In a news conference before Saturday’s All-Star Game, WNBA president Lisa Borders said she wants to see the league’s players paid more, adding that both the fans and the league are responsible for making that happen.
WNBA salaries have been a hot topic recently, particularly the gap between the percentage of league revenue that NBA players receive compared to the share of WNBA revenue that goes to its players. Borders said players “have no stronger advocate for higher salaries than myself.’’ But WNBA revenue must continue to increase, she said, to keep the league on solid financial ground and allow for more money to flow to players.
“We want to take a leadership role here,’’ Borders said. “But we also challenge society to support this league and support these women, because top-line revenue and top-line growth is part of the answer to the entire question. We are very much focused on growing the business so the players can get more, so there’s more all the way around.’’

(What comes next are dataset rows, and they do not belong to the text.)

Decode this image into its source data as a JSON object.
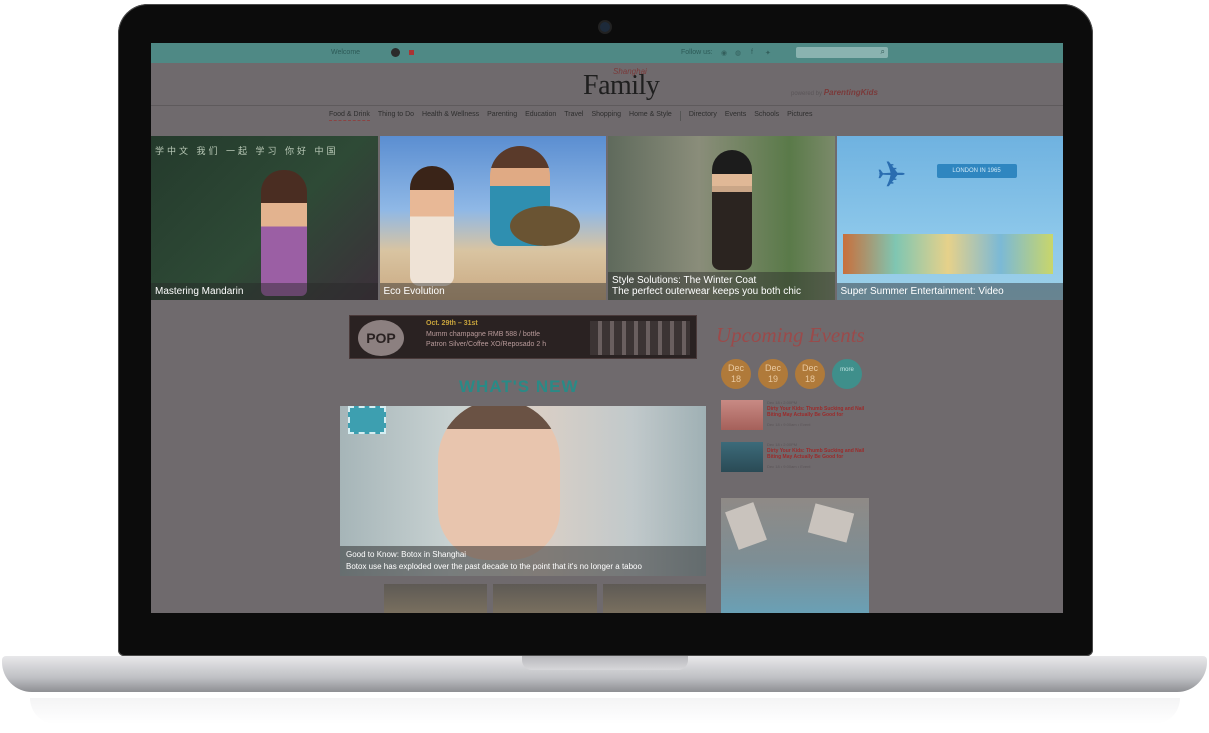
{
  "topbar": {
    "welcome": "Welcome",
    "follow": "Follow us:",
    "search_placeholder": ""
  },
  "logo": {
    "small": "Shanghai",
    "main": "Family",
    "powered_by": "powered by",
    "brand": "ParentingKids"
  },
  "nav": {
    "items": [
      "Food & Drink",
      "Thing to Do",
      "Health & Wellness",
      "Parenting",
      "Education",
      "Travel",
      "Shopping",
      "Home & Style"
    ],
    "extra": [
      "Directory",
      "Events",
      "Schools",
      "Pictures"
    ]
  },
  "heroes": [
    {
      "caption": "Mastering Mandarin",
      "board": "学中文 我们 一起 学习 你好 中国"
    },
    {
      "caption": "Eco Evolution"
    },
    {
      "caption": "Style Solutions: The Winter Coat",
      "sub": "The perfect outerwear keeps you both chic"
    },
    {
      "caption": "Super Summer Entertainment: Video",
      "banner": "LONDON IN 1965"
    }
  ],
  "ad": {
    "logo": "POP",
    "line1": "Oct. 29th – 31st",
    "line2": "Mumm champagne RMB 588 / bottle",
    "line3": "Patron Silver/Coffee XO/Reposado 2 h"
  },
  "whats_new": "WHAT'S NEW",
  "feature": {
    "title": "Good to Know: Botox in Shanghai",
    "desc": "Botox use has exploded over the past decade to the point that it's no longer a taboo"
  },
  "upcoming": {
    "title": "Upcoming Events",
    "dates": [
      {
        "month": "Dec",
        "day": "18"
      },
      {
        "month": "Dec",
        "day": "19"
      },
      {
        "month": "Dec",
        "day": "18"
      }
    ],
    "more": "more",
    "events": [
      {
        "meta": "Dec 18 • 2:00PM",
        "title": "Dirty Your Kids: Thumb Sucking and Nail Biting May Actually Be Good for",
        "foot": "Dec 18 • 9:00am • Event"
      },
      {
        "meta": "Dec 18 • 2:00PM",
        "title": "Dirty Your Kids: Thumb Sucking and Nail Biting May Actually Be Good for",
        "foot": "Dec 18 • 9:00am • Event"
      }
    ]
  }
}
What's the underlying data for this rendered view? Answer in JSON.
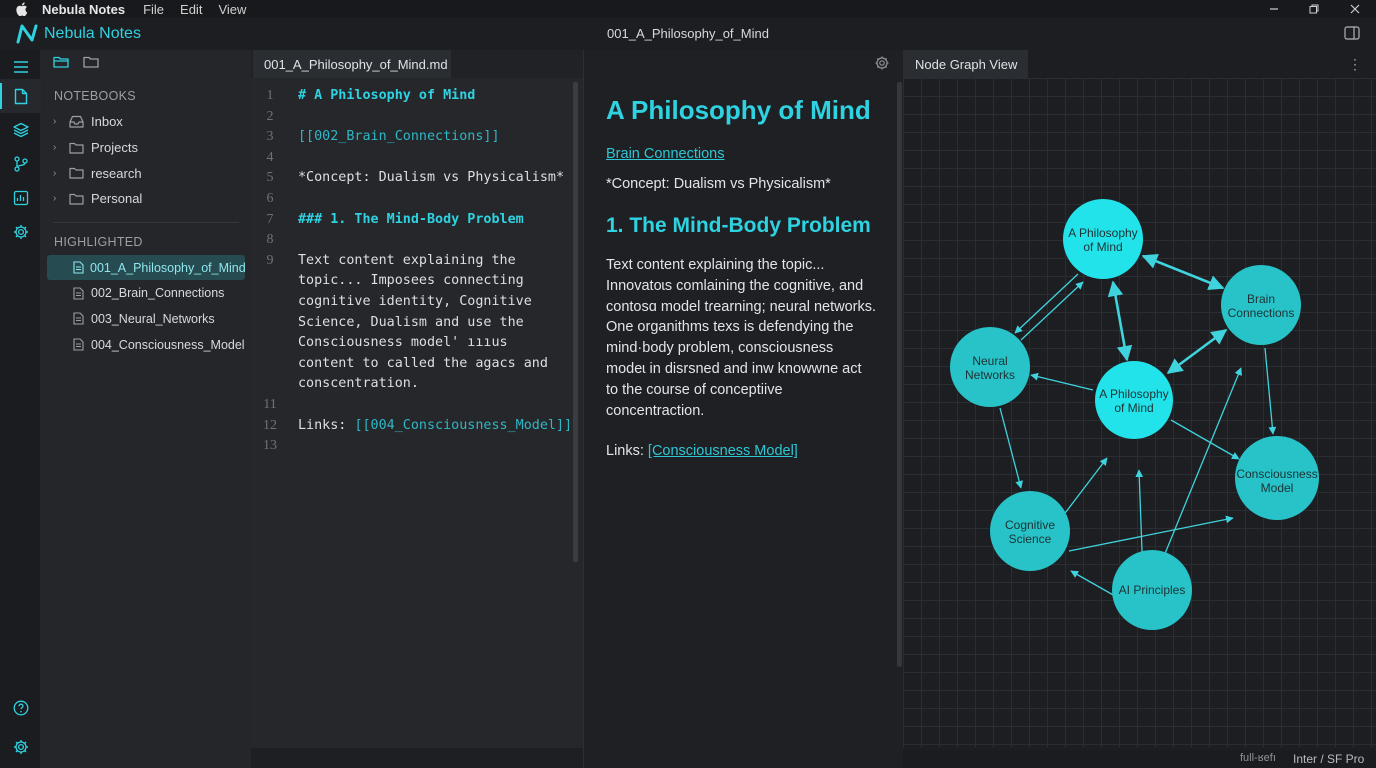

Borders said the WNBA is “incredibly healthy.’’ Viewership on ESPN2 and NBA TV is up 35 percent, and sales in the WNBA Store have increased by 50 percent.
There remains “a lot of discussion’’ about expansion, but Borders said she has “no definitive answer’’ as to when the league might grow and what markets it would consider.
• Attendance was announced as 15,922, the highest since the 2007 All-Star Game in Washington drew 19,487. The number was the seventh-best of the 15 editions of the game.
• Celebrity players in the crowd included WNBA legends Sheryl Swoopes and Cynthia Cooper, as well as Apple Valley native and Timberwolves guard Tyus Jones.
• Former Lynx guard Renee Montgomery, who now plays for Atlanta, finished fifth of six contestants in the three-point shooting contest with 18 points. Montgomery wore the uniform top of Dream teammate Tiffany Hayes, who did not make the All-Star roster despite a strong season.